The Times professed to find the choices mystifying, but it was pretty clear to me that the compilers had been directed to include as plausible targets places where people gather, and they'd done the best they could for their particular locale. Not to mention that many people on salary have excess time on their hands, and work tends to expand to take up the time available. However, those New Yawkers like to score points off people in places like Tennessee, Montana, Alabama, and Illinois, and besides those yokels were getting funds that the New Yawkers thought were rightly theirs. I'm also sure that no one at the New York Times has enough time on their hands to do stupid things -- who did Judith Miller work for anyway?
I want to do my bit to counter the tourist menace.

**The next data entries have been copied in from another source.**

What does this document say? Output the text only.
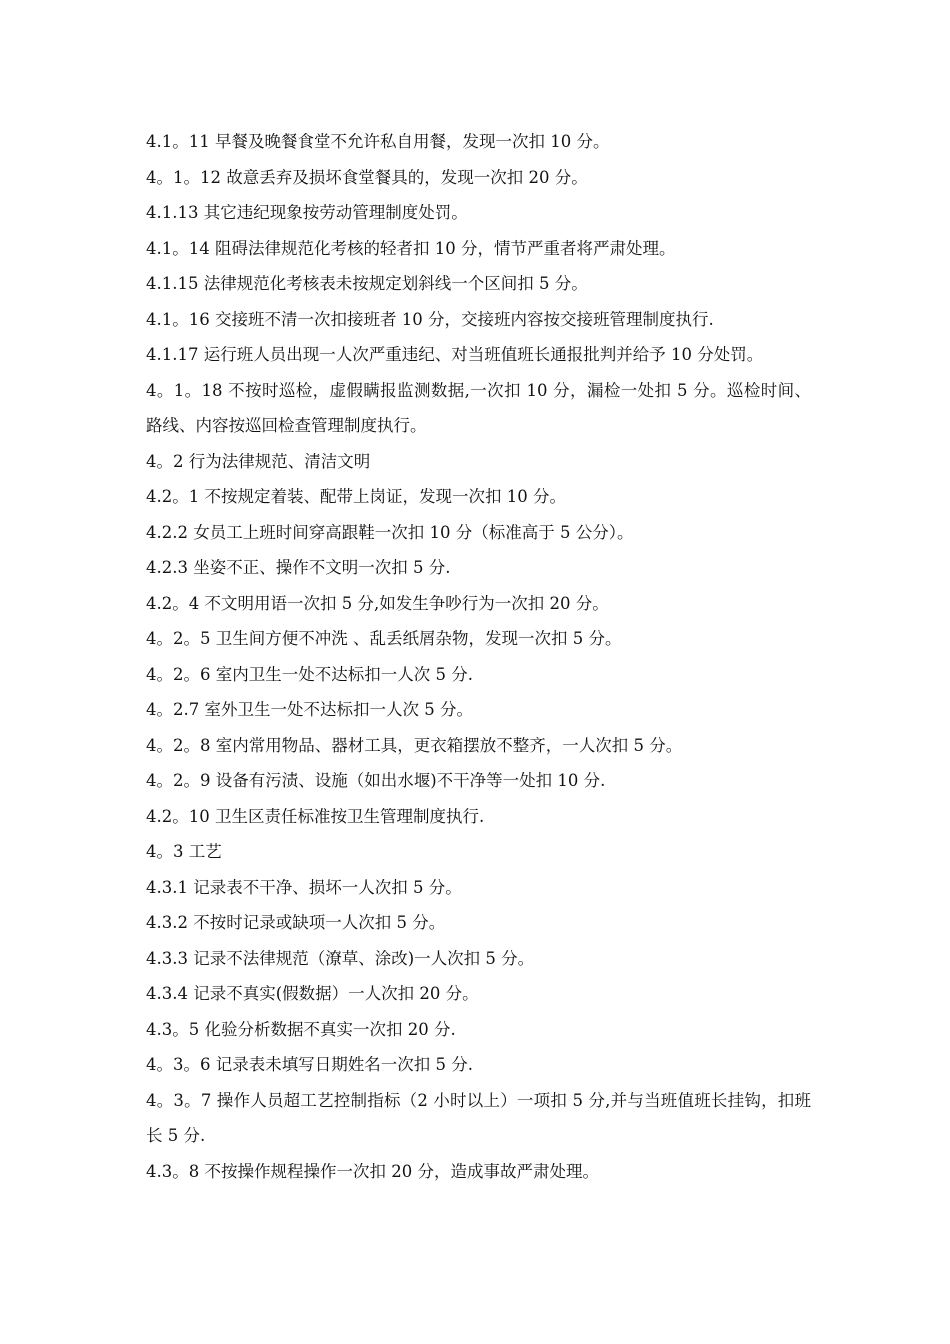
4.1。11 早餐及晚餐食堂不允许私自用餐，发现一次扣 10 分。

4。1。12 故意丢弃及损坏食堂餐具的，发现一次扣 20 分。

4.1.13 其它违纪现象按劳动管理制度处罚。

4.1。14 阻碍法律规范化考核的轻者扣 10 分，情节严重者将严肃处理。

4.1.15 法律规范化考核表未按规定划斜线一个区间扣 5 分。

4.1。16 交接班不清一次扣接班者 10 分，交接班内容按交接班管理制度执行.

4.1.17 运行班人员出现一人次严重违纪、对当班值班长通报批判并给予 10 分处罚。

4。1。18 不按时巡检，虚假瞒报监测数据,一次扣 10 分，漏检一处扣 5 分。巡检时间、路线、内容按巡回检查管理制度执行。

4。2 行为法律规范、清洁文明

4.2。1 不按规定着装、配带上岗证，发现一次扣 10 分。

4.2.2 女员工上班时间穿高跟鞋一次扣 10 分（标准高于 5 公分）。

4.2.3 坐姿不正、操作不文明一次扣 5 分.

4.2。4 不文明用语一次扣 5 分,如发生争吵行为一次扣 20 分。

4。2。5 卫生间方便不冲洗 、乱丢纸屑杂物，发现一次扣 5 分。

4。2。6 室内卫生一处不达标扣一人次 5 分.

4。2.7 室外卫生一处不达标扣一人次 5 分。

4。2。8 室内常用物品、器材工具，更衣箱摆放不整齐，一人次扣 5 分。

4。2。9 设备有污渍、设施（如出水堰)不干净等一处扣 10 分.

4.2。10 卫生区责任标准按卫生管理制度执行.

4。3 工艺

4.3.1 记录表不干净、损坏一人次扣 5 分。

4.3.2 不按时记录或缺项一人次扣 5 分。

4.3.3 记录不法律规范（潦草、涂改)一人次扣 5 分。

4.3.4 记录不真实(假数据）一人次扣 20 分。

4.3。5 化验分析数据不真实一次扣 20 分.

4。3。6 记录表未填写日期姓名一次扣 5 分.

4。3。7 操作人员超工艺控制指标（2 小时以上）一项扣 5 分,并与当班值班长挂钩，扣班长 5 分.

4.3。8 不按操作规程操作一次扣 20 分，造成事故严肃处理。
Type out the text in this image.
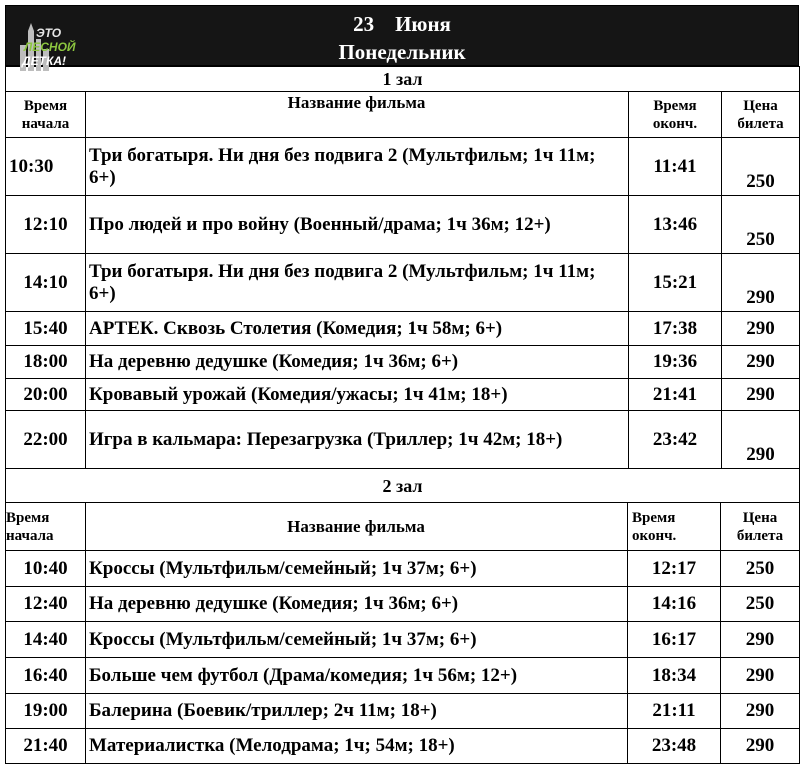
23    Июня
Понедельник
1 зал			
Время начала	Название фильма	Время оконч.	Цена билета
10:30	Три богатыря. Ни дня без подвига 2 (Мультфильм; 1ч 11м; 6+)	11:41	250
12:10	Про людей и про войну (Военный/драма; 1ч 36м; 12+)	13:46	250
14:10	Три богатыря. Ни дня без подвига 2 (Мультфильм; 1ч 11м; 6+)	15:21	290
15:40	АРТЕК. Сквозь Столетия (Комедия; 1ч 58м; 6+)	17:38	290
18:00	На деревню дедушке (Комедия; 1ч 36м; 6+)	19:36	290
20:00	Кровавый урожай (Комедия/ужасы; 1ч 41м; 18+)	21:41	290
22:00	Игра в кальмара: Перезагрузка (Триллер; 1ч 42м; 18+)	23:42	290
2 зал			
Время начала	Название фильма	Время оконч.	Цена билета
10:40	Кроссы (Мультфильм/семейный; 1ч 37м; 6+)	12:17	250
12:40	На деревню дедушке (Комедия; 1ч 36м; 6+)	14:16	250
14:40	Кроссы (Мультфильм/семейный; 1ч 37м; 6+)	16:17	290
16:40	Больше чем футбол (Драма/комедия; 1ч 56м; 12+)	18:34	290
19:00	Балерина (Боевик/триллер; 2ч 11м; 18+)	21:11	290
21:40	Материалистка (Мелодрама; 1ч; 54м; 18+)	23:48	290
ЭТО
ЛЕСНОЙ
ДЕТКА!
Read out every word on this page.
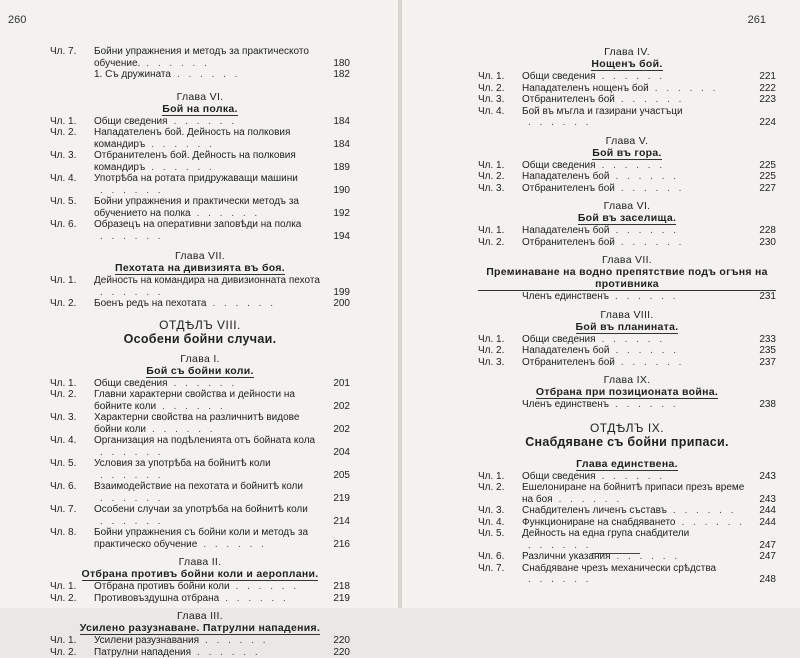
260
Чл. 7.	Бойни упражнения и методъ за практическото обучение. . . . . . .	180
1. Съ дружината . . . . . .	182
Глава VI.
Бой на полка.
Чл. 1.	Общи сведения . . . . . .	184
Чл. 2.	Нападателенъ бой. Дейность на полковия командиръ . . . . . .	184
Чл. 3.	Отбранителенъ бой. Дейность на полковия командиръ . . . . . .	189
Чл. 4.	Употрѣба на ротата придружаващи машини. . . . . .	190
Чл. 5.	Бойни упражнения и практически методъ за обучението на полка . . . . . .	192
Чл. 6.	Образецъ на оперативни заповѣди на полка. . . . . .	194
Глава VII.
Пехотата на дивизията въ боя.
Чл. 1.	Дейность на командира на дивизионната пехота. . . . . .	199
Чл. 2.	Боенъ редъ на пехотата . . . . . .	200
ОТДѢЛЪ VIII.
Особени бойни случаи.
Глава I.
Бой съ бойни коли.
Чл. 1.	Общи сведения . . . . . .	201
Чл. 2.	Главни характерни свойства и дейности на бойните коли . . . . . .	202
Чл. 3.	Характерни свойства на различнитѣ видове бойни коли . . . . . .	202
Чл. 4.	Организация на подѣленията отъ бойната кола. . . . . .	204
Чл. 5.	Условия за употрѣба на бойнитѣ коли. . . . . .	205
Чл. 6.	Взаимодействие на пехотата и бойнитѣ коли. . . . . .	219
Чл. 7.	Особени случаи за употрѣба на бойнитѣ коли. . . . . .	214
Чл. 8.	Бойни упражнения съ бойни коли и методъ за практическо обучение . . . . . .	216
Глава II.
Отбрана противъ бойни коли и аероплани.
Чл. 1.	Отбрана противъ бойни коли . . . . . .	218
Чл. 2.	Противовъздушна отбрана . . . . . .	219
Глава III.
Усилено разузнаване. Патрулни нападения.
Чл. 1.	Усилени разузнавания . . . . . .	220
Чл. 2.	Патрулни нападения . . . . . .	220
261
Глава IV.
Нощенъ бой.
Чл. 1.	Общи сведения . . . . . .	221
Чл. 2.	Нападателенъ нощенъ бой . . . . . .	222
Чл. 3.	Отбранителенъ бой . . . . . .	223
Чл. 4.	Бой въ мъгла и газирани участъци. . . . . .	224
Глава V.
Бой въ гора.
Чл. 1.	Общи сведения . . . . . .	225
Чл. 2.	Нападателенъ бой . . . . . .	225
Чл. 3.	Отбранителенъ бой . . . . . .	227
Глава VI.
Бой въ заселища.
Чл. 1.	Нападателенъ бой . . . . . .	228
Чл. 2.	Отбранителенъ бой . . . . . .	230
Глава VII.
Преминаване на водно препятствие подъ огъня на противника
Членъ единственъ . . . . . .	231
Глава VIII.
Бой въ планината.
Чл. 1.	Общи сведения . . . . . .	233
Чл. 2.	Нападателенъ бой . . . . . .	235
Чл. 3.	Отбранителенъ бой . . . . . .	237
Глава IX.
Отбрана при позиционата война.
Членъ единственъ . . . . . .	238
ОТДѢЛЪ IX.
Снабдяване съ бойни припаси.
Глава единствена.
Чл. 1.	Общи сведения . . . . . .	243
Чл. 2.	Ешелониране на бойнитѣ припаси презъ време на боя . . . . . .	243
Чл. 3.	Снабдителенъ личенъ съставъ . . . . . .	244
Чл. 4.	Функциониране на снабдяването . . . . . .	244
Чл. 5.	Дейность на една група снабдители. . . . . .	247
Чл. 6.	Различни указания . . . . . .	247
Чл. 7.	Снабдяване чрезъ механически срѣдства. . . . . .	248
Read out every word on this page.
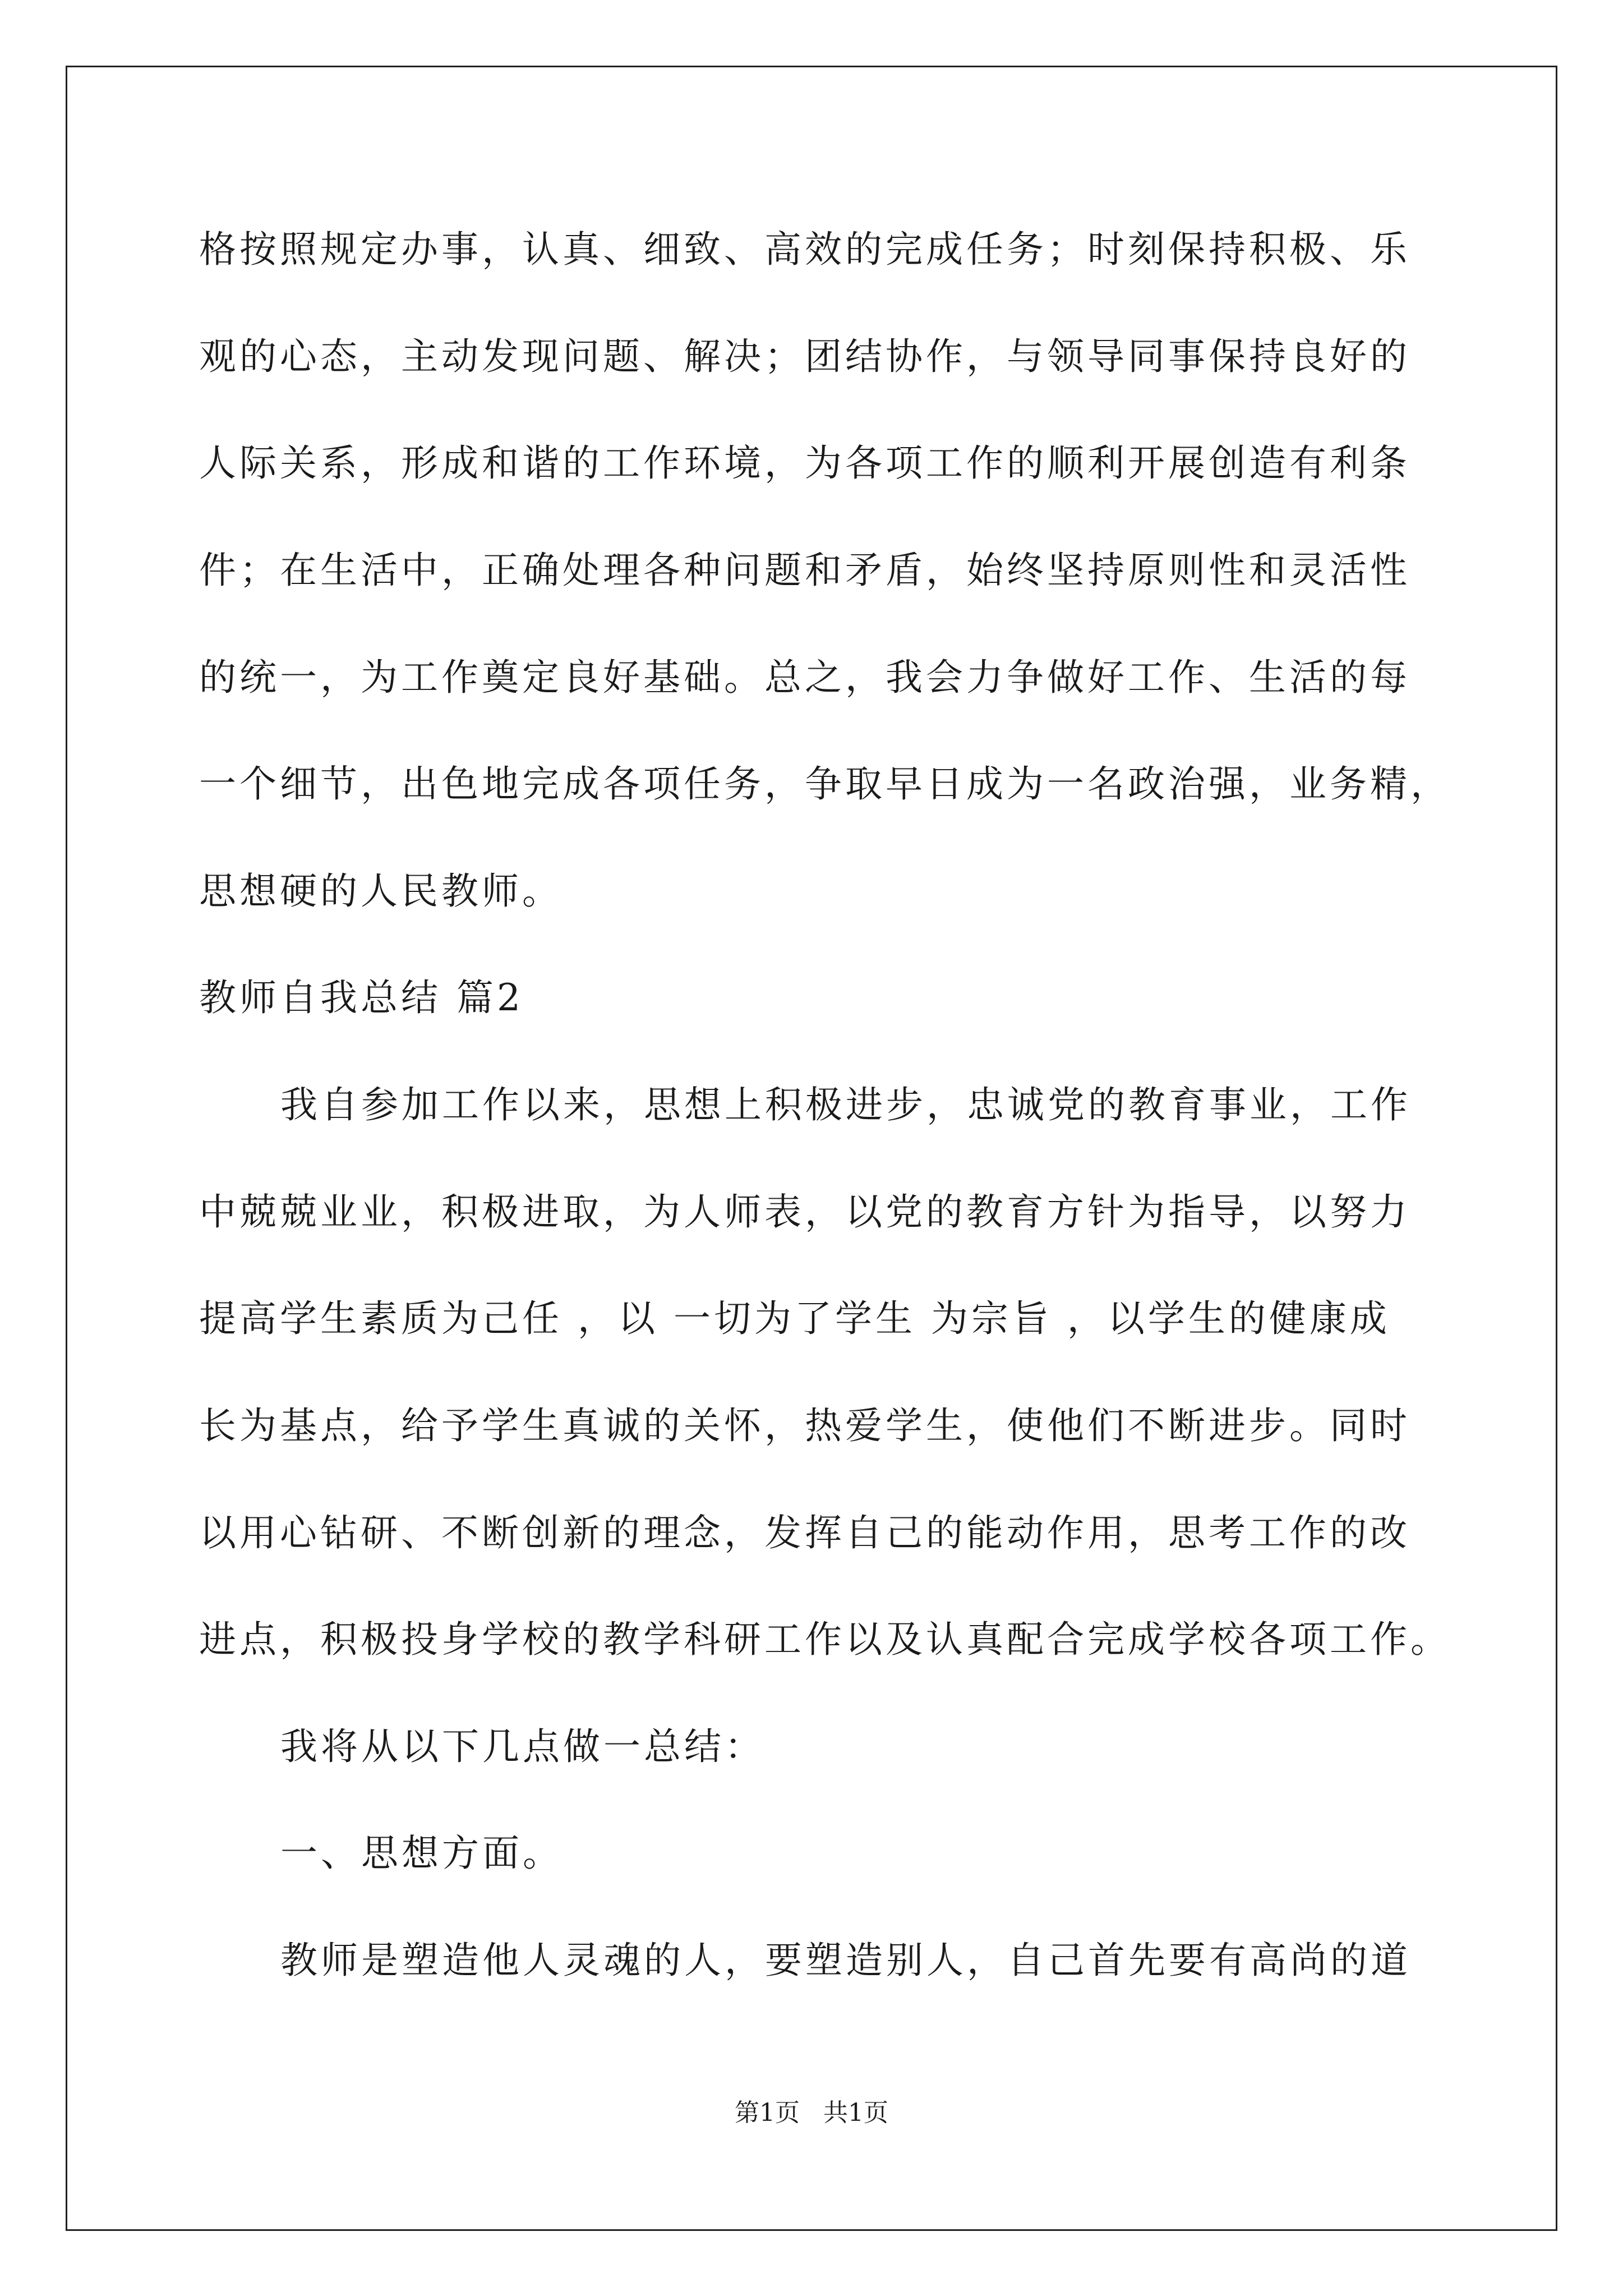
格按照规定办事，认真、细致、高效的完成任务；时刻保持积极、乐
观的心态，主动发现问题、解决；团结协作，与领导同事保持良好的
人际关系，形成和谐的工作环境，为各项工作的顺利开展创造有利条
件；在生活中，正确处理各种问题和矛盾，始终坚持原则性和灵活性
的统一，为工作奠定良好基础。总之，我会力争做好工作、生活的每
一个细节，出色地完成各项任务，争取早日成为一名政治强，业务精，
思想硬的人民教师。
教师自我总结 篇2
我自参加工作以来，思想上积极进步，忠诚党的教育事业，工作
中兢兢业业，积极进取，为人师表，以党的教育方针为指导，以努力
提高学生素质为己任 ，以 一切为了学生 为宗旨 ，以学生的健康成
长为基点，给予学生真诚的关怀，热爱学生，使他们不断进步。同时
以用心钻研、不断创新的理念，发挥自己的能动作用，思考工作的改
进点，积极投身学校的教学科研工作以及认真配合完成学校各项工作。
我将从以下几点做一总结：
一、思想方面。
教师是塑造他人灵魂的人，要塑造别人，自己首先要有高尚的道
第1页   共1页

I'm applying for a Homeland Security grant to devise and implement interdiction protocols on the far side of Vineyard Sound and at all regional airports. Signs will be posted reading THE ISLAND IS FULL. NO ONE CAN BE ADMITTED TO THE ISLAND AT THIS TIME. PLEASE REMOVE YOUR SHOES AND WAIT TILL YOUR NUMBER IS CALLED.
No, wait. I've got a better idea. Homeland Security was right: port security on Martha's Vineyard needs upgrading. Maybe we could call in the guys from Dubai? Or maybe they could just suspend ferry service till Homeland Security has had time to check it out. It should take at least till Columbus Day. My homeland will be a lot more secure as a result. Who knows, property values and rents might even go down enough to be within reach of island working people.